By

Thompson, Sally 1

1 University of California, Berkeley

Seasonally dry ecosystems (or SDEs) include Mediterranean, Monsoonal and Tropically Dry climates. SDEs occur worldwide and share a pronounced contrast in precipitation between a wet season, and a dry season in which little to no rain falls. Water availability in SDEs during the dry season is dependent on carry-over storage from the rainy season. This can lead to a pronounced bimodality in water availability, which poses several challenges - to those who study these systems, and to the organisms that inhabit them. I want to hit on 3 of these challenges: 1. Predictions about soils and streams: existing stochastic ecohydrologic theory requires that rainfall statistics be stationary in time in order to make a prediction about flow duration curves and soil moisture PDFs. Such predictions support risk-based approaches to understanding stream and terrestrial water supplies.

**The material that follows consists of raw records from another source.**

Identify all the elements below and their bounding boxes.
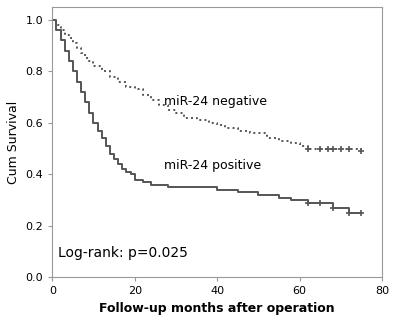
Text: miR-24 positive: miR-24 positive [164,159,261,172]
X-axis label: Follow-up months after operation: Follow-up months after operation [99,302,335,315]
Text: miR-24 negative: miR-24 negative [164,95,267,108]
Text: Log-rank: p=0.025: Log-rank: p=0.025 [59,246,188,260]
Y-axis label: Cum Survival: Cum Survival [7,100,20,184]
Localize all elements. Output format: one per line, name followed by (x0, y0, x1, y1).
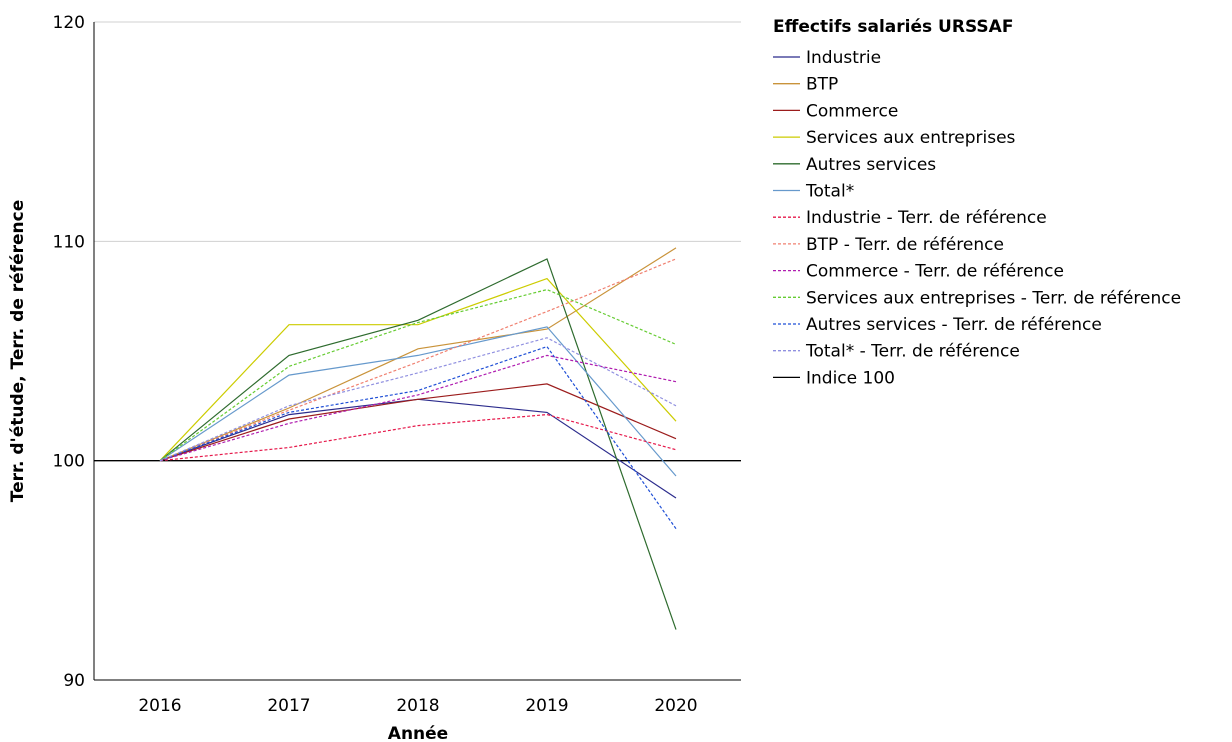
legend-item: BTP - Terr. de référence (773, 235, 1004, 255)
legend-item: Services aux entreprises (773, 128, 1016, 148)
legend-item: Total* (773, 182, 854, 202)
legend-item: Indice 100 (773, 368, 895, 388)
legend-label: Commerce (806, 101, 898, 121)
series-line-btp (159, 247, 677, 462)
series-line-industrie-terr-de-r-f-rence (159, 413, 677, 462)
legend-label: Services aux entreprises (806, 128, 1016, 148)
legend-title: Effectifs salariés URSSAF (773, 17, 1013, 37)
gridlines (94, 21, 741, 242)
series-line-industrie (159, 398, 677, 499)
series-line-commerce (159, 383, 677, 462)
legend-label: BTP (806, 75, 838, 95)
legend-item: BTP (773, 75, 838, 95)
x-axis-title: Année (388, 724, 448, 742)
series-line-autres-services (159, 258, 677, 630)
y-tick-label: 90 (63, 671, 85, 691)
x-tick-labels: 2016 2017 2018 2019 2020 (138, 696, 697, 716)
series-line-btp-terr-de-r-f-rence (159, 258, 677, 462)
legend-item: Industrie (773, 48, 881, 68)
legend: Effectifs salariés URSSAF Industrie BTP Co… (773, 17, 1181, 388)
series-line-autres-services-terr-de-r-f-rence (159, 345, 677, 530)
series-line-total (159, 326, 677, 477)
y-tick-label: 100 (53, 452, 85, 472)
legend-label: Indice 100 (806, 368, 895, 388)
legend-item: Services aux entreprises - Terr. de réfé… (773, 288, 1181, 308)
x-tick-label: 2017 (267, 696, 310, 716)
x-tick-label: 2019 (525, 696, 568, 716)
series-line-total-terr-de-r-f-rence (159, 337, 677, 462)
series-line-services-aux-entreprises-terr-de-r-f-rence (159, 288, 677, 462)
legend-label: Total* (805, 182, 854, 202)
y-axis-title: Terr. d'étude, Terr. de référence (8, 200, 28, 502)
legend-item: Total* - Terr. de référence (773, 342, 1020, 362)
legend-label: Commerce - Terr. de référence (806, 262, 1064, 282)
x-tick-label: 2016 (138, 696, 181, 716)
legend-item: Industrie - Terr. de référence (773, 208, 1047, 228)
legend-label: Services aux entreprises - Terr. de réfé… (806, 288, 1181, 308)
series-lines (159, 247, 677, 630)
legend-item: Commerce (773, 101, 898, 121)
legend-item: Autres services (773, 155, 936, 175)
series-line-commerce-terr-de-r-f-rence (159, 354, 677, 462)
legend-label: Autres services (806, 155, 936, 175)
legend-label: Total* - Terr. de référence (805, 342, 1020, 362)
series-line-services-aux-entreprises (159, 277, 677, 462)
legend-label: Industrie (806, 48, 881, 68)
x-tick-label: 2018 (396, 696, 439, 716)
x-tick-label: 2020 (654, 696, 697, 716)
legend-item: Commerce - Terr. de référence (773, 262, 1064, 282)
y-tick-labels: 90 100 110 120 (53, 13, 85, 691)
axes (93, 22, 741, 681)
legend-label: BTP - Terr. de référence (806, 235, 1004, 255)
y-tick-label: 110 (53, 232, 85, 252)
legend-label: Industrie - Terr. de référence (806, 208, 1047, 228)
legend-item: Autres services - Terr. de référence (773, 315, 1102, 335)
legend-label: Autres services - Terr. de référence (806, 315, 1102, 335)
y-tick-label: 120 (53, 13, 85, 33)
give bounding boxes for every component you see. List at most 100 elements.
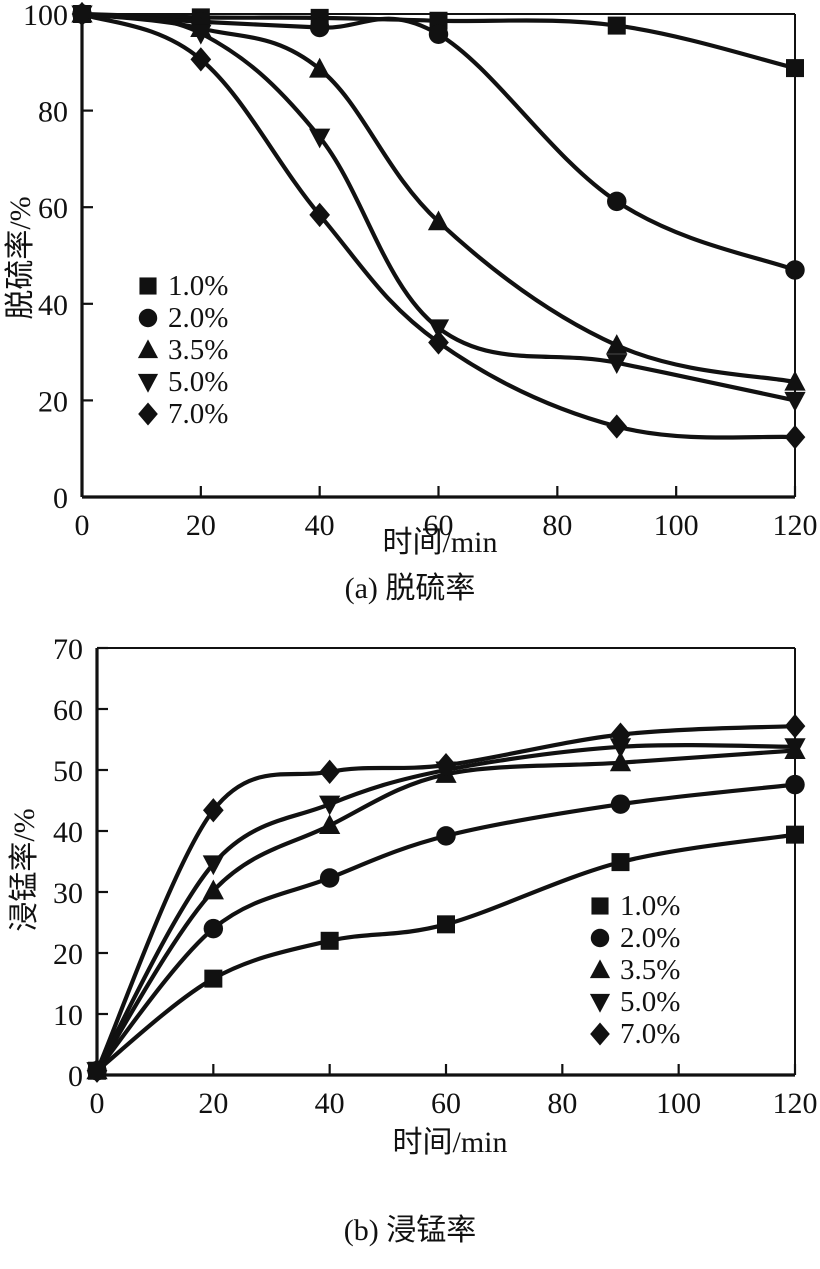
legend-label-3-5%: 3.5% [620,954,680,986]
legend-marker-2-0% [138,308,158,328]
data-point-7-0%-x60 [428,330,449,355]
data-point-7-0%-x90 [610,722,631,747]
data-point-5-0%-x60 [427,319,450,340]
data-point-5-0%-x20 [202,855,224,876]
x-axis-title: 时间/min [392,1126,507,1159]
data-point-3-5%-x60 [427,210,450,231]
data-point-2-0%-x40 [319,868,340,888]
series-curve-7-0% [94,723,798,1073]
data-point-2-0%-x60 [428,24,449,45]
data-point-1-0%-x90 [611,853,630,872]
x-tick-label: 60 [431,1087,461,1120]
legend-label-7-0%: 7.0% [620,1018,680,1050]
data-point-5-0%-x40 [319,795,341,816]
data-point-2-0%-x20 [203,918,224,939]
y-tick-label: 20 [53,938,83,971]
y-tick-label: 20 [38,385,68,418]
data-point-1-0%-x60 [437,915,455,934]
legend: 1.0%2.0%3.5%5.0%7.0% [137,270,228,430]
x-tick-label: 60 [424,509,454,542]
x-tick-label: 0 [75,509,90,542]
series-curve-1-0% [94,832,798,1073]
y-tick-label: 0 [53,482,68,515]
data-point-5-0%-x90 [606,354,628,374]
data-point-2-0%-x90 [607,191,627,212]
legend-label-5-0%: 5.0% [168,366,228,398]
data-point-7-0%-x0 [71,1,93,27]
data-point-1-0%-x20 [204,969,223,988]
x-tick-label: 120 [773,1087,818,1120]
data-point-5-0%-x20 [190,24,212,45]
legend-label-5-0%: 5.0% [620,986,680,1018]
x-tick-label: 40 [305,509,335,542]
data-point-7-0%-x0 [86,1058,108,1083]
data-point-2-0%-x90 [610,794,631,814]
desulfurization-rate-chart: 0 20 40 60 80 100 0 20 40 60 80 100 120 时间/min 脱硫率/% 1.… [4,0,818,559]
chart-panel-b: 0 10 20 30 40 50 60 70 0 20 40 60 80 100 120 时间/min 浸锰率/… [0,620,820,1269]
data-point-5-0%-x90 [609,738,632,759]
data-point-5-0%-x120 [784,738,806,759]
data-point-7-0%-x120 [784,424,806,450]
series-curve-3-5% [94,748,798,1073]
y-tick-label: 60 [53,694,83,727]
x-tick-label: 80 [542,509,572,542]
x-tick-label: 20 [198,1087,228,1120]
data-point-2-0%-x120 [785,774,805,795]
x-tick-label: 20 [186,509,216,542]
x-tick-label: 0 [90,1087,105,1120]
data-point-3-5%-x40 [319,814,341,835]
legend-label-1-0%: 1.0% [620,890,680,922]
data-point-7-0%-x20 [190,47,212,72]
chart-panel-a: 0 20 40 60 80 100 0 20 40 60 80 100 120 时间/min 脱硫率/% 1.… [0,0,820,612]
y-tick-label: 70 [53,633,83,666]
data-point-7-0%-x40 [309,202,331,228]
data-point-7-0%-x60 [435,752,457,778]
data-point-2-0%-x60 [436,826,456,846]
x-tick-label: 120 [773,509,818,542]
y-tick-label: 40 [38,289,68,322]
data-point-1-0%-x60 [429,11,448,30]
data-point-7-0%-x120 [784,713,806,739]
y-tick-label: 30 [53,877,83,910]
y-tick-label: 60 [38,192,68,225]
series-curve-2-0% [94,782,798,1073]
y-tick-label: 10 [53,999,83,1032]
y-tick-label: 50 [53,755,83,788]
y-axis-title: 脱硫率/% [4,196,37,319]
legend-marker-3-5% [589,959,611,979]
data-point-3-5%-x20 [202,879,224,900]
data-point-5-0%-x120 [784,391,806,412]
legend-marker-5-0% [137,373,159,393]
data-point-7-0%-x90 [606,414,628,439]
legend-marker-2-0% [590,928,610,948]
legend-label-1-0%: 1.0% [168,270,228,302]
x-tick-label: 100 [654,509,699,542]
data-point-1-0%-x40 [320,931,339,950]
y-tick-label: 40 [53,816,83,849]
panel-a-caption: (a) 脱硫率 [344,572,476,605]
legend-marker-7-0% [590,1022,610,1046]
legend-marker-1-0% [139,277,157,295]
y-tick-label: 100 [23,0,68,32]
legend-marker-1-0% [591,897,609,915]
data-point-2-0%-x40 [309,17,330,38]
legend: 1.0%2.0%3.5%5.0%7.0% [589,890,680,1050]
legend-marker-7-0% [138,402,158,426]
data-point-7-0%-x40 [319,759,341,784]
series-curve-5-0% [94,743,798,1073]
manganese-leaching-rate-chart: 0 10 20 30 40 50 60 70 0 20 40 60 80 100 120 时间/min 浸锰率/… [8,633,818,1159]
y-tick-label: 80 [38,96,68,129]
x-tick-label: 100 [656,1087,701,1120]
x-tick-label: 80 [547,1087,577,1120]
y-axis-title: 浸锰率/% [8,808,41,931]
legend-marker-5-0% [589,993,611,1013]
data-point-3-5%-x90 [606,334,628,354]
data-point-1-0%-x90 [607,16,626,35]
legend-label-2-0%: 2.0% [620,922,680,954]
x-tick-label: 40 [315,1087,345,1120]
x-axis-title: 时间/min [382,526,497,559]
data-point-3-5%-x90 [609,751,632,772]
legend-label-2-0%: 2.0% [168,302,228,334]
data-point-2-0%-x120 [785,260,805,280]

Through simple depletion arguments, we extend these theories to SDEs and identify how the wet season controls water availability in the dry season. 2. Optimal strategies for plants: Plants in SDEs adopt an almost bewildering array of leaf phenological strategies (phenology in this case refers to the timing of when leaves appear on the plant, and under what conditions leaves will be shed). Simple models can be used to evaluate the conditions under which different strategies allow more carbon fixation over the growing season, and might offer insight into why so many different modes of behavior co-exist. 3. Surviving the drought: Strategies are only good up to a point - after which plants are exposed to severe water stress. Field observations suggest that water stress experienced by oak trees in the California drought to date is becoming extreme, but variable, amongst species, locations and individuals. Whether stress predicts mortality remains a critical challenge for linking theory to predictions of change.